Panja Pariwisata: Membangun Ketahanan Nasional Lewat Sektor Pariwisata Berkelanjutan
Panja Pariwisata di DPR RI bahas revisi UU Kepariwisataan untuk menciptakan sektor pariwisata Indonesia yang berkelanjutan, tangguh menghadapi krisis, dan berkeadilan untuk kesejahteraan rakyat.
Jakarta, 18 Februari 2025 - Peringatan Hari Ketahanan Pariwisata Global ke-3 pada 17 Februari lalu menjadi pengingat pentingnya strategi nasional untuk membangun sektor pariwisata yang tahan terhadap berbagai guncangan, seperti pandemi COVID-19 atau konflik global. Indonesia, dengan kekayaan destinasi wisata dari Sabang sampai Merauke, memiliki potensi besar, namun perlu strategi jitu untuk mewujudkan ketahanan nasional pariwisata yang berkelanjutan.
Membangun Pariwisata Berkelanjutan: Sebuah Keniscayaan
Pariwisata berkelanjutan tak hanya soal keindahan alam. Ia berperan krusial dalam pertumbuhan ekonomi, pengurangan kemiskinan, dan terciptanya lapangan kerja yang layak. Lebih jauh, pariwisata yang baik dapat mempercepat perubahan menuju konsumsi dan produksi berkelanjutan, serta memberdayakan ekonomi perempuan, generasi muda, dan komunitas lokal. Inilah visi besar yang ingin dicapai melalui revisi Undang-Undang (UU) Kepariwisataan.
Peran Panja Pariwisata dalam Merevisi UU Kepariwisataan
Pemerintah, melalui Panitia Kerja (Panja) Pariwisata di DPR RI, tengah berupaya merevisi UU Nomor 10 Tahun 2009 tentang Kepariwisataan. Proses revisi ini dimulai sejak Juli 2024 dan melibatkan berbagai pemangku kepentingan. Setelah pembahasan awal dan penyusunan daftar inventarisir masalah (DIM), RUU ini dibawa ke periode selanjutnya untuk pembahasan lebih mendalam. Tujuannya jelas: menciptakan regulasi yang adil dan berkelanjutan untuk kesejahteraan rakyat.

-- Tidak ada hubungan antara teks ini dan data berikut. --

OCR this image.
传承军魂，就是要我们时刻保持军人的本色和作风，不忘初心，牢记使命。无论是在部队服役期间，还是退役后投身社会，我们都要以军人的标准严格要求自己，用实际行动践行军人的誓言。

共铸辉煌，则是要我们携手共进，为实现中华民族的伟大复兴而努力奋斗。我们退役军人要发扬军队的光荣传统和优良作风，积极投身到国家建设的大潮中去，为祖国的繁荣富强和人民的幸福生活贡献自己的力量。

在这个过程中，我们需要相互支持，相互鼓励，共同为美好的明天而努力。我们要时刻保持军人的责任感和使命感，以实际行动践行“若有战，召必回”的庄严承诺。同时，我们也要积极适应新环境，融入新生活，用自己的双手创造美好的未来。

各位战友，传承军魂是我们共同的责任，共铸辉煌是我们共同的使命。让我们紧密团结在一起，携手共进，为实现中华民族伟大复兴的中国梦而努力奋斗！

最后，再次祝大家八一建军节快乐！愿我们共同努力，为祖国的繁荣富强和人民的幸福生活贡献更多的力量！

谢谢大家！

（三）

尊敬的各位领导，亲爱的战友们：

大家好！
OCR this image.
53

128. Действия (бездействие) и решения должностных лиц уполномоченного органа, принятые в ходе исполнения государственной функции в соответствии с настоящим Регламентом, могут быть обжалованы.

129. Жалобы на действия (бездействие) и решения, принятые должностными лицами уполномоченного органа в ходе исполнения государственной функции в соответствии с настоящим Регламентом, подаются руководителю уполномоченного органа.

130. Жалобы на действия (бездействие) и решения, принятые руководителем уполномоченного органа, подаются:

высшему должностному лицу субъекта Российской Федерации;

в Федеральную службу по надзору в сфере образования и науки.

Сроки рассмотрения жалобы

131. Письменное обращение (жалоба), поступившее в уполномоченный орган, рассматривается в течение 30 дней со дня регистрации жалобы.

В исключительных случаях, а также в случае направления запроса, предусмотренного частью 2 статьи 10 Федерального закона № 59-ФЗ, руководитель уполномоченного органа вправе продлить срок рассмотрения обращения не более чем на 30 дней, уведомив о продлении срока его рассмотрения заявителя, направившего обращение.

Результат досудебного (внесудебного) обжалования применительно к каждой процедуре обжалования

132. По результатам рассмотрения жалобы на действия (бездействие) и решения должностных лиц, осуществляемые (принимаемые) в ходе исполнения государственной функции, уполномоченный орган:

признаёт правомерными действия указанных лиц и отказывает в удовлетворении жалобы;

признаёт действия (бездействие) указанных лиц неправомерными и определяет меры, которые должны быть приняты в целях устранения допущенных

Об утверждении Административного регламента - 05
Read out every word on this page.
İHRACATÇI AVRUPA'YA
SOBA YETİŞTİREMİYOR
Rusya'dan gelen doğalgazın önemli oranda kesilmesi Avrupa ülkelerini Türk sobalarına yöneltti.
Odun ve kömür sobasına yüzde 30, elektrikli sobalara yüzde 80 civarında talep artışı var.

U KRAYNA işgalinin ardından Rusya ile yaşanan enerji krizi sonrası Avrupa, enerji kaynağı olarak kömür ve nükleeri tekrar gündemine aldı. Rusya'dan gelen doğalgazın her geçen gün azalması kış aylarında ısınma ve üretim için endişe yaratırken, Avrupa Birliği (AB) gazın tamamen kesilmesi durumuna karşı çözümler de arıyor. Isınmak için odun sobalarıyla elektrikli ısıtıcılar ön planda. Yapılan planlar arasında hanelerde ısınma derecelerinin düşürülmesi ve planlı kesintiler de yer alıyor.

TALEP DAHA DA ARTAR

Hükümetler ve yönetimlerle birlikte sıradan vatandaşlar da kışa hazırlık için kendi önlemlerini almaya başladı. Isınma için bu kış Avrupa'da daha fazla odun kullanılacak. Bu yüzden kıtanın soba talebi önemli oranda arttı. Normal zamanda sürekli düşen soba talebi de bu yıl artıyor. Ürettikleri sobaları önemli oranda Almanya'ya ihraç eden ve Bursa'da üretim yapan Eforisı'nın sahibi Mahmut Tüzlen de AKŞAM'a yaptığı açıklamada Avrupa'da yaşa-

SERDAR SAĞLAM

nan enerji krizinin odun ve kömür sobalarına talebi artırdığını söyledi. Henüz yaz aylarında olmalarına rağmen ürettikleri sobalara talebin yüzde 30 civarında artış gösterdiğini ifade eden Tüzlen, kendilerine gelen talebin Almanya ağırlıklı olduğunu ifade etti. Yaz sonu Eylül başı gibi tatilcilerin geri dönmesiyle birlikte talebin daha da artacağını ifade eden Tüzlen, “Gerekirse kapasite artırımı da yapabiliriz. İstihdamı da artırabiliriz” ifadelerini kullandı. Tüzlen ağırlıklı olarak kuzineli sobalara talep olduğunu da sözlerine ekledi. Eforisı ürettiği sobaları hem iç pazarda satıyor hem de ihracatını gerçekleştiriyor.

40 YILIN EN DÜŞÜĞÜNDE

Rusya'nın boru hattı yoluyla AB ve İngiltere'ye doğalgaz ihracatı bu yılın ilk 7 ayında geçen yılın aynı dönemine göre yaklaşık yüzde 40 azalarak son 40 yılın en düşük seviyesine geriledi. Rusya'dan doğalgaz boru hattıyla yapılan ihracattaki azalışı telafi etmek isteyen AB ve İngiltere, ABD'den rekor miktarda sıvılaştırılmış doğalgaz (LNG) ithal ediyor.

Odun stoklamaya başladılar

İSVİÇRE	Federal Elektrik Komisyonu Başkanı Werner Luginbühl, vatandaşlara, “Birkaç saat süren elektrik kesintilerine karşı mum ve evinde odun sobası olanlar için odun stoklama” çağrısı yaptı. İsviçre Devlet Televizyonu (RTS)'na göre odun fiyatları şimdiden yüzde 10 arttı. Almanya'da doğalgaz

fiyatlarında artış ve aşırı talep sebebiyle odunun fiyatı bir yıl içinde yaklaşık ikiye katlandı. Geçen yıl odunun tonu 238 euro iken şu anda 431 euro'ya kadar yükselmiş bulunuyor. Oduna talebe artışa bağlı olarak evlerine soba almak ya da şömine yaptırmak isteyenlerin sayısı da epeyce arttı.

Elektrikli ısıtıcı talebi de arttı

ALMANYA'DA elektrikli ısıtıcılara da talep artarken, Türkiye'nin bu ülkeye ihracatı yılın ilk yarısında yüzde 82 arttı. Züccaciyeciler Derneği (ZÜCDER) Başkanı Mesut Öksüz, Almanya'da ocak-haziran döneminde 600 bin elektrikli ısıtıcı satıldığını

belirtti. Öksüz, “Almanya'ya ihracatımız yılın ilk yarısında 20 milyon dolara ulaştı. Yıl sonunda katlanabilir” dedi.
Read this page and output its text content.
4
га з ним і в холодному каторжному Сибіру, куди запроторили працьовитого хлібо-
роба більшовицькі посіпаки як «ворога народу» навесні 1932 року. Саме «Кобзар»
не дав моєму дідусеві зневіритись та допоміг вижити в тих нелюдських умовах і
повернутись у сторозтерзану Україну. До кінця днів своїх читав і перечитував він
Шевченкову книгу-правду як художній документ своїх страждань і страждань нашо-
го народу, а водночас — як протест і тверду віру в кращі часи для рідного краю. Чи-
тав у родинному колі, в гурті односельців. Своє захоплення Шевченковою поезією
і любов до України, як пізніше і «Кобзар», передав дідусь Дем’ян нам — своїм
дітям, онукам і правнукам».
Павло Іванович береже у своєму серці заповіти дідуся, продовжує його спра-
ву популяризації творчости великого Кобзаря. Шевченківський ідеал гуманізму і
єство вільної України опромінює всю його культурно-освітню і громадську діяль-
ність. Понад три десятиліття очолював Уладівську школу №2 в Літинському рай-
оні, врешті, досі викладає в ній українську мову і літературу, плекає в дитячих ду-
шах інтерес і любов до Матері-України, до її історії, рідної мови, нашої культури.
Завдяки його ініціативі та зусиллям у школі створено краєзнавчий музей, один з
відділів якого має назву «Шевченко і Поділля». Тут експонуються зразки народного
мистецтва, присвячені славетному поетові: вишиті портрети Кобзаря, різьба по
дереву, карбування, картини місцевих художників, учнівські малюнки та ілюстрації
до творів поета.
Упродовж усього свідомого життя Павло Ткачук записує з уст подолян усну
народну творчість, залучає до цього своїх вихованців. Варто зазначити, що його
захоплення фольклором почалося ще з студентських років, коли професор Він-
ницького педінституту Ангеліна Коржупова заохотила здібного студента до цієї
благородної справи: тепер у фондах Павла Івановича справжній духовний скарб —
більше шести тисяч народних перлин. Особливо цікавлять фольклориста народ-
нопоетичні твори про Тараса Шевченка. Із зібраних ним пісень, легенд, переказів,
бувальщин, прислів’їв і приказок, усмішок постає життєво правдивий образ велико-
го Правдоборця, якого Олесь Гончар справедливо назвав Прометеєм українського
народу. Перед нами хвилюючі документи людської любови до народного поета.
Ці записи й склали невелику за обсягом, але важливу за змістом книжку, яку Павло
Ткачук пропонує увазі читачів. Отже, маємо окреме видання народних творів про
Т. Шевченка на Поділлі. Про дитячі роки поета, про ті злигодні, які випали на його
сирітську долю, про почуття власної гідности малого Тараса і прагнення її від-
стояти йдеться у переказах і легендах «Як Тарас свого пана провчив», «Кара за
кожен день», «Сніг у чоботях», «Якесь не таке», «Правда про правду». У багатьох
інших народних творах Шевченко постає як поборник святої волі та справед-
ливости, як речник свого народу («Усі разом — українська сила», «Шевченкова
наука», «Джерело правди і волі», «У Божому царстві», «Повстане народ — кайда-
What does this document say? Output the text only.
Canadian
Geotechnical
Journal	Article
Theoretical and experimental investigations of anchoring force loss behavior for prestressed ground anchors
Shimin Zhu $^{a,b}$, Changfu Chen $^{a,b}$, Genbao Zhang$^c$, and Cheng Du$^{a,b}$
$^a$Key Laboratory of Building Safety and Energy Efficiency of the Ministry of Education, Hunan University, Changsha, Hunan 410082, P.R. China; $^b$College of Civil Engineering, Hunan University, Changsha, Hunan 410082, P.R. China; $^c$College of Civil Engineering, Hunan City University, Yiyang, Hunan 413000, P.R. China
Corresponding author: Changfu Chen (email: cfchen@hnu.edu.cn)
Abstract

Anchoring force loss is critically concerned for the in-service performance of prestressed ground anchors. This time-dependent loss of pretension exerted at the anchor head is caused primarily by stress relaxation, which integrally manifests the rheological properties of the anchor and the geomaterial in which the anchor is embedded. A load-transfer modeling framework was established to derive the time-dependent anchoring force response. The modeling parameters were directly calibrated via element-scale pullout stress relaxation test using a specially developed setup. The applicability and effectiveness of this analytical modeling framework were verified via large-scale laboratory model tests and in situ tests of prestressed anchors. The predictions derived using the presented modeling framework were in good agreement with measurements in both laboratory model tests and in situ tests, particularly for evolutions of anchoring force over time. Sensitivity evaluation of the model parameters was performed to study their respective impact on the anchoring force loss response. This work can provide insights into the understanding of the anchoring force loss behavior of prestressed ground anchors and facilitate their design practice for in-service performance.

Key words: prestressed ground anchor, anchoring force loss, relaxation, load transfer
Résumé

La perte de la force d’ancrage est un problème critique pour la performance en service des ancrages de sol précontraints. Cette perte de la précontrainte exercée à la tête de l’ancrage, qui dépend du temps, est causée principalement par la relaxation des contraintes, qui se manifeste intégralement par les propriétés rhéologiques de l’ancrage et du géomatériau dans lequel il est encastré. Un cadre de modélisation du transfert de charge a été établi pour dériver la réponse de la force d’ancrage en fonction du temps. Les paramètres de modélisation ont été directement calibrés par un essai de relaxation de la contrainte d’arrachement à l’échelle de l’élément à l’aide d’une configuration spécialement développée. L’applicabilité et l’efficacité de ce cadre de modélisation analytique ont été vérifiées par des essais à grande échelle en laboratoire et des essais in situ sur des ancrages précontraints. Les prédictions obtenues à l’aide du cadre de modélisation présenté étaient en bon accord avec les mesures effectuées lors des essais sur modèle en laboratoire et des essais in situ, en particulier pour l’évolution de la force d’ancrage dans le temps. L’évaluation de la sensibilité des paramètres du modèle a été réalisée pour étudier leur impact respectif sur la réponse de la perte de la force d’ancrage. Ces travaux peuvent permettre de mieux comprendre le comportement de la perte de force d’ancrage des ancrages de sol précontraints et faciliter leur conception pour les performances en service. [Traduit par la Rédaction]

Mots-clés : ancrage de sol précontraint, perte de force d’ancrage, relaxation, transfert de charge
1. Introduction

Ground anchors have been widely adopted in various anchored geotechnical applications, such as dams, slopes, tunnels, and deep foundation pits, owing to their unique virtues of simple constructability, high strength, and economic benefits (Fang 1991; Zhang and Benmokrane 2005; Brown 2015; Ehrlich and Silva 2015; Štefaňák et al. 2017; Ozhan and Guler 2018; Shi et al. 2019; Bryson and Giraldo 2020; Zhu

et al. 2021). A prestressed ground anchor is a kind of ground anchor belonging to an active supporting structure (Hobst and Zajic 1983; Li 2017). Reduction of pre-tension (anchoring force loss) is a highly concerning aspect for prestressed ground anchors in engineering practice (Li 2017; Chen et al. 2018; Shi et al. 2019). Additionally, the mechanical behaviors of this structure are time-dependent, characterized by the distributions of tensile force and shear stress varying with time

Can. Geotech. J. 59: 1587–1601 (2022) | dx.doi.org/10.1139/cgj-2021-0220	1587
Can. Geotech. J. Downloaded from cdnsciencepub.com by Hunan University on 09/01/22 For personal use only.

Tantangan dan Solusi: Infrastruktur, Regulasi, dan Pendanaan
Beberapa tantangan utama yang dihadapi adalah infrastruktur dasar yang belum memadai di beberapa destinasi wisata. Akses yang terbatas menghambat pertumbuhan wisatawan. Regulasi yang terintegrasi, khususnya terkait transportasi penerbangan, juga krusial. Harga tiket pesawat yang tinggi, misalnya, membuat wisatawan lebih memilih destinasi luar negeri. Negara-negara penghasil minyak seperti Arab Saudi pun telah beralih ke sektor pariwisata, menjadi contoh bagi Indonesia untuk berbenah.
Oleh karena itu, revisi UU Kepariwisataan harus memberikan solusi konkrit. Pengalokasian anggaran yang jelas dan terarah untuk pembangunan infrastruktur dan promosi pariwisata sangat penting. Program-program yang direncanakan tidak boleh hanya sebatas wacana, tetapi harus terlaksana dengan baik.
Melihat Masa Depan yang Cerah
Indonesia telah melewati berbagai krisis, dari krisis ekonomi hingga krisis kesehatan. Pengalaman ini menjadi pelajaran berharga untuk membangun sektor pariwisata yang tangguh dan berkelanjutan. Pariwisata bukan hanya investasi keindahan, tetapi juga investasi pembangunan manusia. Pengembangan sekolah-sekolah vokasi perhotelan dan pariwisata akan menjadi modal utama dalam pembangunan pariwisata di masa mendatang. Dengan demikian, masyarakat lokal dapat diberdayakan dan turut merasakan manfaat dari perkembangan sektor pariwisata.
Dengan komitmen dan kerja sama yang kuat antara pemerintah, sektor swasta, dan masyarakat, Indonesia dapat mewujudkan ketahanan nasional pariwisata yang berkelanjutan, berkeadilan, dan mampu memberikan kesejahteraan bagi seluruh rakyat Indonesia.